Vertrag zu lasten dritter

06 Aug Vertrag zu lasten dritter

Die Unterscheidung, die einen beabsichtigten Begünstigten schafft, besteht darin, dass eine Partei – die “Versprechen” – eine Vereinbarung trifft, um einer zweiten Partei – dem “Promisor” – eine gewisse Gegenleistung zu gewähren, im Austausch für die Zustimmung des Verpromistors, dem im Vertrag genannten Drittbegünstigten ein Produkt oder eine Dienstleistung zur Verfügung zu stellen. Der Zusagen muss die Absicht haben, dem Dritten zu nutzen (obwohl diese Anforderung eine ungewöhnliche Bedeutung nach dem Gesetz hat).
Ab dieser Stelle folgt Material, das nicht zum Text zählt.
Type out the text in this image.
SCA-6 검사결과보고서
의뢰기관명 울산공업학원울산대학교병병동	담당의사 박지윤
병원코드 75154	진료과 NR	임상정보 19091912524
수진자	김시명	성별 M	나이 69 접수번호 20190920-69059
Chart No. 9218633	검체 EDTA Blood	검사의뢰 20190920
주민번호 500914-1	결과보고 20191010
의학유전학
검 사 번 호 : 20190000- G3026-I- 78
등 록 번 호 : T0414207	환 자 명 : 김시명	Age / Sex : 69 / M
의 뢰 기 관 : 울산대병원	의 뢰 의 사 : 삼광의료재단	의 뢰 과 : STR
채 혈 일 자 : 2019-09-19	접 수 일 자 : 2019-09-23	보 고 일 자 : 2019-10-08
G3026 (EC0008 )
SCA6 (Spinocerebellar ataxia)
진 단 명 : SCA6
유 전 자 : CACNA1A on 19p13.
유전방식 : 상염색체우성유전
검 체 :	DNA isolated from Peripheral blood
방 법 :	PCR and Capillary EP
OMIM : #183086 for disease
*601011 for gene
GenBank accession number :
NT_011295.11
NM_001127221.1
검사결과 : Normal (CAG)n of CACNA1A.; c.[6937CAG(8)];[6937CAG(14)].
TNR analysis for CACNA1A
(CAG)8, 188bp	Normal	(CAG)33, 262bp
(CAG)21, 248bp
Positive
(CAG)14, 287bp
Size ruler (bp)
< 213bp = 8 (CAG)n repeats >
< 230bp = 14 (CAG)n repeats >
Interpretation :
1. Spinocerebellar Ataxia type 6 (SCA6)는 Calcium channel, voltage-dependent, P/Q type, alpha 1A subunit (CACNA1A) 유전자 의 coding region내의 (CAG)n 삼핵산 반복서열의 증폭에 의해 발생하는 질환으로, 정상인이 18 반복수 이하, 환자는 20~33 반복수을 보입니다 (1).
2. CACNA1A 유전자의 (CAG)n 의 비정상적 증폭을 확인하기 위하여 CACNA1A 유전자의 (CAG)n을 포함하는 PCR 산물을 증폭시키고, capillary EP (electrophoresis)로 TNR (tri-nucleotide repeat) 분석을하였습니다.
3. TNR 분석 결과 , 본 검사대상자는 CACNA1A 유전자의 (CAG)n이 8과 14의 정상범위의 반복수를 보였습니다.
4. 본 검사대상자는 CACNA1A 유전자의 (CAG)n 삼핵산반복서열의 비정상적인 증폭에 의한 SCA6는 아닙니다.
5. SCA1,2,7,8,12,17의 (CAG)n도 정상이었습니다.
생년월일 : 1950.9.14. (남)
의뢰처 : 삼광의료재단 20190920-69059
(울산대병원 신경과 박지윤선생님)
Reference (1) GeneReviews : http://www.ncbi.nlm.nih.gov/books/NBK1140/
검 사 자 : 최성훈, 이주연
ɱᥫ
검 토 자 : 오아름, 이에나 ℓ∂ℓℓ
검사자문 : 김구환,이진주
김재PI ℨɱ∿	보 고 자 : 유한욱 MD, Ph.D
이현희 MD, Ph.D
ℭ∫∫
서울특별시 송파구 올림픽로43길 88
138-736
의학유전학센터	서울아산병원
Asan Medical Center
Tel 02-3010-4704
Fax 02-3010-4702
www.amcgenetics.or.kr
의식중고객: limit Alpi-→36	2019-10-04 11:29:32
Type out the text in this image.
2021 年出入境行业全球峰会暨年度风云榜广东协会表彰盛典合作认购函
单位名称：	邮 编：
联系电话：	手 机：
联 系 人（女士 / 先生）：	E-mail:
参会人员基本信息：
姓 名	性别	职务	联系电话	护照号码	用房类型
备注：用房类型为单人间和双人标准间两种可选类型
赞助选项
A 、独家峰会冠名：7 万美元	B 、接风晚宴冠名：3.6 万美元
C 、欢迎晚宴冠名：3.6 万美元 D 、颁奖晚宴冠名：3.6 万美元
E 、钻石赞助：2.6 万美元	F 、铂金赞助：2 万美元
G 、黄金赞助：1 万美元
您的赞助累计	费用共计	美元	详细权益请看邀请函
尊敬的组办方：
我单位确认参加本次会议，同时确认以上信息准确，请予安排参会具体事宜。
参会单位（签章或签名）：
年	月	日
Obwohl es eine Vermutung gibt, dass der Promisor beabsichtigt, die Interessen des Dritten auf diese Weise zu fördern, wenn Andrew verträge mit Bethanien, um tausend Killerbienen in das Haus von Andrews schlimmstem Feind Charlie liefern zu lassen, dann wird Charlie immer noch als der beabsichtigte Nutznießer dieses Vertrags betrachtet. (Dies wäre illegal, wenn die Absicht wäre, seinen Feind zu erschrecken; Verträge werden aufgrund der Kriminalität für ungültig erklärt.) In beiden Fällen unterscheidet sich ein Drittvertrag von der Agentur dadurch, dass der Zusagen im eigenen Namen und für sich selbst handelt, während ein Vertreter oder Vertreter dies nicht tut. Sie unterscheidet sich auch von einer promesse de porte-fort, nach der der Dritte eine negative Verpflichtung hat und sich durch seine Zustimmung zunächst durch eine beabsichtigte Vertragspartei ersetzt und sich daher selbst bindet. Außerdem muss der beabsichtigte Begünstigte eines Drittvertrags zum Zeitpunkt des Vertragsabschlusses nicht bestehen. Dies bedeutet, dass ein Vertrag einer ungeborenen Person (in der Regel ein Familienmitglied) oder sicheren Leistungen für eine juristische Person, wie z. B. ein Unternehmen, zugute kommen kann, die sich noch in der Gründungs- oder Registrierung befinden. Sobald die Rechte des Begünstigten übertragen wurden, sind die ursprünglichen Vertragsparteien verpflichtet, den Vertrag zu erfüllen. Alle Bemühungen des Promisors oder des Versprechens, den Vertrag zu diesem Zeitpunkt zurückzutreten oder zu ändern, sind nichtig.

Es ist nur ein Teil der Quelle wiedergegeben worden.